Новый Мир (№ 4 2011)
Шрифт:
— Это я, я шумел, — смеется Максим. — Вот принес. Пусть пока у нас поваляется… Можно при случае подудеть.
Максим мне втолковал, как это важно, чтобы простуженный саксофонист не выронил из дрожащих рук любимый инструмент… чтобы не грохнулся с ним в лихорадочном ознобе. Подымаясь по лестнице с температурой и с матюками на свой пятый этаж. У них, Оль, нет лифта. Сволочной дом!.. А саксофон, Оль, плачет, падая. Если скачет вниз по ступенькам особенно. Как малый ребенок… Воет! и с жалобными
Я думала, Максим только руководит ансамблем, пишет для них музыку. И спросила — на каком инструменте он сам играет?..
Максим так спокойно ответил:
— На всех.
Это правда. Нормальная скромная правда музыканта. Он взял саксофон и заиграл. И как заиграл! Потрясающе!.. А какие на быстрой смене мелодии! Одна за одной. Какие импровизации!.. Я испытала настоящую гордость.
— Хочешь, сыграю „Останься”? — спросил он напоследок.
А вечером пришел побитый. Под глазом синяк… На физиономии свежайшие ссадины.
Улыбался.
А что, мол, плакать — дело творческое! Его рок-группа вошла в предвиденную полосу первых неудач. Они с налету внедряли живой, нервный рок в каком-то окраинном пролетарском кафе… Их побили…
Появился, как всегда, внезапно.
Я даже вскрикнула: — О господи!
— Все нормально, Оль. Конкуренция... Столкнулись с хоровиками. С самыми затхлыми и отстойными отголосочными хоровиками. Но у них контракт. Капитализм, его величество!.. Незримая рука рынка.
Незримая рука рынка здорово поработала над его обаятельной физиономией. Особенно удались руке синяки на его левой скуле.
Максим исчезал в ванной комнате — и снова появлялся, восторгаясь как стычкой с непредвиденно трезвыми хоровиками, так и своей новой музыкой!
А был уже поздний час. Мы засиделись. Я обрабатывала ему раны, а он о любви… о любви к своей рок-группе, к своим гениям. К запойному барабанщику. К загульному вокалисту… К вечно простуженному саксофонисту.
— Сам хрипит, а винит саксофон… Оль! Представляешь?.. Ну дурачина!
— И что?
— Пинает инструмент ногой”.
*
Голос Максима из ванной комнаты:
— Они шизы. Саксофонист, Оль, он абсолютно ненормальный!.. Но они мне как дети!
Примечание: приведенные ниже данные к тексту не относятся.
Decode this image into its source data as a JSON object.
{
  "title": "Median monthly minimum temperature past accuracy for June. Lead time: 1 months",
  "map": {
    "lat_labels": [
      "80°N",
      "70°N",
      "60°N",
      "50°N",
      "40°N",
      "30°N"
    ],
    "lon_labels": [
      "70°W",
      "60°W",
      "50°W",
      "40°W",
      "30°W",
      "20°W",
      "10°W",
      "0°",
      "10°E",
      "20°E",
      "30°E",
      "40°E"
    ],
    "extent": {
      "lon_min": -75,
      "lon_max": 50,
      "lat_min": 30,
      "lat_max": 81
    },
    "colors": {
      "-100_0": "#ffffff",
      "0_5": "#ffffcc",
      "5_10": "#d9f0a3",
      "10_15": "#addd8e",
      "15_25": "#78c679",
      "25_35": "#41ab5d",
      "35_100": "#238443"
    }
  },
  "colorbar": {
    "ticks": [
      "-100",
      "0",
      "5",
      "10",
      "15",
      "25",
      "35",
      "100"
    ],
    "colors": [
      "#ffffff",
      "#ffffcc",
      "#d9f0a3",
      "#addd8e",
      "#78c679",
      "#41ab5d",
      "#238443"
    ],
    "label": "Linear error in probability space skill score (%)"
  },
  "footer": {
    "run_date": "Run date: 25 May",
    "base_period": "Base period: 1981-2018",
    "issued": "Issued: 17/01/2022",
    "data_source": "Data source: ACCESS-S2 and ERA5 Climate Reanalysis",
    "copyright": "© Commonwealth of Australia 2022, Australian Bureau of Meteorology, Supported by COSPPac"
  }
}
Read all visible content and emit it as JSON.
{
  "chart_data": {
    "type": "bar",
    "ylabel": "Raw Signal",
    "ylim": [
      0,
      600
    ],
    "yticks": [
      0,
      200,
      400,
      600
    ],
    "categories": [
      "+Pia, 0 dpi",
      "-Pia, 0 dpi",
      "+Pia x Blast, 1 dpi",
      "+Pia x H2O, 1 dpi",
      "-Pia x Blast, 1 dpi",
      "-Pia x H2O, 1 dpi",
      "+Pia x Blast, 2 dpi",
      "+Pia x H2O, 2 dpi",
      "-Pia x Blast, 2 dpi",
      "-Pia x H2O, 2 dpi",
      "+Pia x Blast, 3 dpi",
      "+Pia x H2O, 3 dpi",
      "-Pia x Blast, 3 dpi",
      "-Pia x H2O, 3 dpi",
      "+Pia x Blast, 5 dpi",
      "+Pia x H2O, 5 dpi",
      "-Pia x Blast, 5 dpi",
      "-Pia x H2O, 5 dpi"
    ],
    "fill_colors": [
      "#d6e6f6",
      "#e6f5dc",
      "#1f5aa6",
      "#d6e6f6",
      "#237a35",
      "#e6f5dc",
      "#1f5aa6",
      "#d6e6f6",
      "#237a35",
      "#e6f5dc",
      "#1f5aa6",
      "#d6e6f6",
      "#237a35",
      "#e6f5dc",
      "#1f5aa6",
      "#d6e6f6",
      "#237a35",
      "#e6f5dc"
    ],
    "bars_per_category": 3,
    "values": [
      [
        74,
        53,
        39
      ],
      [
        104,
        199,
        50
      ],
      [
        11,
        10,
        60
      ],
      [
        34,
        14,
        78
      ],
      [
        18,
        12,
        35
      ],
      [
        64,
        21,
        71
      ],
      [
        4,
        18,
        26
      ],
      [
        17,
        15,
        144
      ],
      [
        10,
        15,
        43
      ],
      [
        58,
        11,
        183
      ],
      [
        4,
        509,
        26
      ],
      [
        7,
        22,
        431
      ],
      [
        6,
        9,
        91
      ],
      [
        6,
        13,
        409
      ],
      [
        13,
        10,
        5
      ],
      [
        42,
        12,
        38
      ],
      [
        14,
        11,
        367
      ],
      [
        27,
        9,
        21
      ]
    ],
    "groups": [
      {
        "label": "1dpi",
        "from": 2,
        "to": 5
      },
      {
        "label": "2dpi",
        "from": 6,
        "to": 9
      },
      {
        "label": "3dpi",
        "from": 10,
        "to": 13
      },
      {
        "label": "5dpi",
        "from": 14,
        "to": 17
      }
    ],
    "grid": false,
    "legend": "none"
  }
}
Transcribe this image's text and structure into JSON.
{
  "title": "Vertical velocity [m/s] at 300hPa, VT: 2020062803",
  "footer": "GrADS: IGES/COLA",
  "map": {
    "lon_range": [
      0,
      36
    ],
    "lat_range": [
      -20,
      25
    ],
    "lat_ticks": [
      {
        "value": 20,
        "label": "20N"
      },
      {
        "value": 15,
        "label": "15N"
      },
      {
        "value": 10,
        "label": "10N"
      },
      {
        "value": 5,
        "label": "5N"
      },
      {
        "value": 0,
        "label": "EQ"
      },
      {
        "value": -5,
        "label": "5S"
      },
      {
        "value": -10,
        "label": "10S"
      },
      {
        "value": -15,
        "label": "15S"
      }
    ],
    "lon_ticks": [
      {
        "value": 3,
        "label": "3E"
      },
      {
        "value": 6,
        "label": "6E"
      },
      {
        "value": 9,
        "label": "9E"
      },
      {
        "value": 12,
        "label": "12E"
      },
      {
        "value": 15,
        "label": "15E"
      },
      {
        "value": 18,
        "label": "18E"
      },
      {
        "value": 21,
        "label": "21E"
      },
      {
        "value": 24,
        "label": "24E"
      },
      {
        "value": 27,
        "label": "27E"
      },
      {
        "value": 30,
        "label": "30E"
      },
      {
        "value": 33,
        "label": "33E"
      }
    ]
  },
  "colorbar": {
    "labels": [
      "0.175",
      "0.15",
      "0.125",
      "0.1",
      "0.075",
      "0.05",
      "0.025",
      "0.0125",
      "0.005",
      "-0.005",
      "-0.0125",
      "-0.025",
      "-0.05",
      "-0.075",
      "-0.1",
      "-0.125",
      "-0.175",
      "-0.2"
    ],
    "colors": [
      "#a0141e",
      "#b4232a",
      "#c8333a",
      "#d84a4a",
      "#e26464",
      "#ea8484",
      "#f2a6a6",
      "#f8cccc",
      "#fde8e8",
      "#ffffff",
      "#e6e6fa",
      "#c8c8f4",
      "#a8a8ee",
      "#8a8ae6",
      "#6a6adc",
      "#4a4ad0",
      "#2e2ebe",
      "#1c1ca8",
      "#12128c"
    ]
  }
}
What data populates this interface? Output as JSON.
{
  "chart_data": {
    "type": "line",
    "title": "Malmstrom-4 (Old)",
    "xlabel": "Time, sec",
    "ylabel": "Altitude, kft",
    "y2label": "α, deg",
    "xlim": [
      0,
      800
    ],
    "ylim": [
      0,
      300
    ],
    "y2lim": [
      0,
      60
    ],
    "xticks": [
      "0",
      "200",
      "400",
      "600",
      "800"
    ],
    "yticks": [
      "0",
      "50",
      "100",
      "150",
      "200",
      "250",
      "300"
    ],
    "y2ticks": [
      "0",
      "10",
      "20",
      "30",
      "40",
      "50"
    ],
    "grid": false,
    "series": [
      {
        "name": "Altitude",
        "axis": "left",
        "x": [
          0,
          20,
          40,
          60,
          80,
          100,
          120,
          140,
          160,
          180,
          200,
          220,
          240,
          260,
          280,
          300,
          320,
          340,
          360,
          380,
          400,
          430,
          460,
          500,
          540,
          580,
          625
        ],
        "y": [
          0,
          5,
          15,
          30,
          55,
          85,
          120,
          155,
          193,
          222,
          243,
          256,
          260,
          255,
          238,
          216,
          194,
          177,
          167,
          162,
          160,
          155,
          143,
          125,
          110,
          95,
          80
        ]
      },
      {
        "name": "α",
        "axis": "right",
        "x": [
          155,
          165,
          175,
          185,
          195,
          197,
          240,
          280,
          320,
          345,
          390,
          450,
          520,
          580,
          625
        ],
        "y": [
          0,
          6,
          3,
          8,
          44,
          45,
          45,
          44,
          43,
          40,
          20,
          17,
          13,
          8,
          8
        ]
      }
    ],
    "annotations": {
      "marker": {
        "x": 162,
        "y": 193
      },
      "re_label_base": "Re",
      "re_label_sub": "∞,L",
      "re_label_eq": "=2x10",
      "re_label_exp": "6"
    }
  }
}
Максим выскочил — голый до пояса. Он показывает
— Вот, Оль… Вот еще здесь. Обработай…
— Ого!
— А я все думал — что это там жжет! Еле терпел!
Ольга, обрабатывая ему рану, качает головой: — Опять ты пришел поздно.
— И опять прошу денег.
— Я все хочу тебе объяснить, Максим… Все никак не решаюсь — ведь я небогата, милый.
— Но ты говорила — у тебя есть сбережения.
— Есть. Очень скромные.
— Но это же мои пацаны! Гении… Ты же не хочешь, чтобы они оказались под забором? чтобы сломались от нищеты?
Он показал еще одну глубокую пугающую царапину.
— Ты же не станешь загонять талантливых пацанов в воровство и криминал? или в наркотики?.. В крысиную голодную норку, а?
— Максим. Ты словно погоняешь время. Полгода пронеслись как один день.
— Наши полгода.
— А?
— Я говорю — зато, Оль, это наши полгода!
Как веский довод Максим ставит перед Ольгой свой бывалый магнитофончик:
— Слушай.
Он ищет “Останься”… Но знаковая песня никак не всплывает. Звучит что-то другое .
— Черт. Куда она делась?.. Ты услышишь. Услышишь, как я тебя люблю, Оля-Лёля… Эта песня — это мое сердце!
Он нажимает перемотку, ищет:
— Всем своим пацанам сказал — если я ставлю эту песню, значит, все молчат. Все умерли!.. Сдохли!.. Мелодию “Останься” ничем и никем не перебивать. Все знают — не трогать… Что за люди! К ней нельзя прикасаться руками! Нельзя лапать… Тем более чужими звуками! Это наша мелодия, Оль!..
Однако же, так и оставив звучать чужеватую мелодию, Максим уходит. Еще разок чертыхнувшись. Убегает.
*
Ольга выключает магнитофон.
И пробует включить свою жизнь — она открывает книгу. А затем и тетрадку. Делает пометки. Надо бы не урывками… Вернуться бы к работе над диссертацией.
Коля Угрюмцев меж тем торопится на свое рабочее место. Как маленький автомат, уже проглотивший монетку. Прошел с мольбертом в глубину студии. Сел.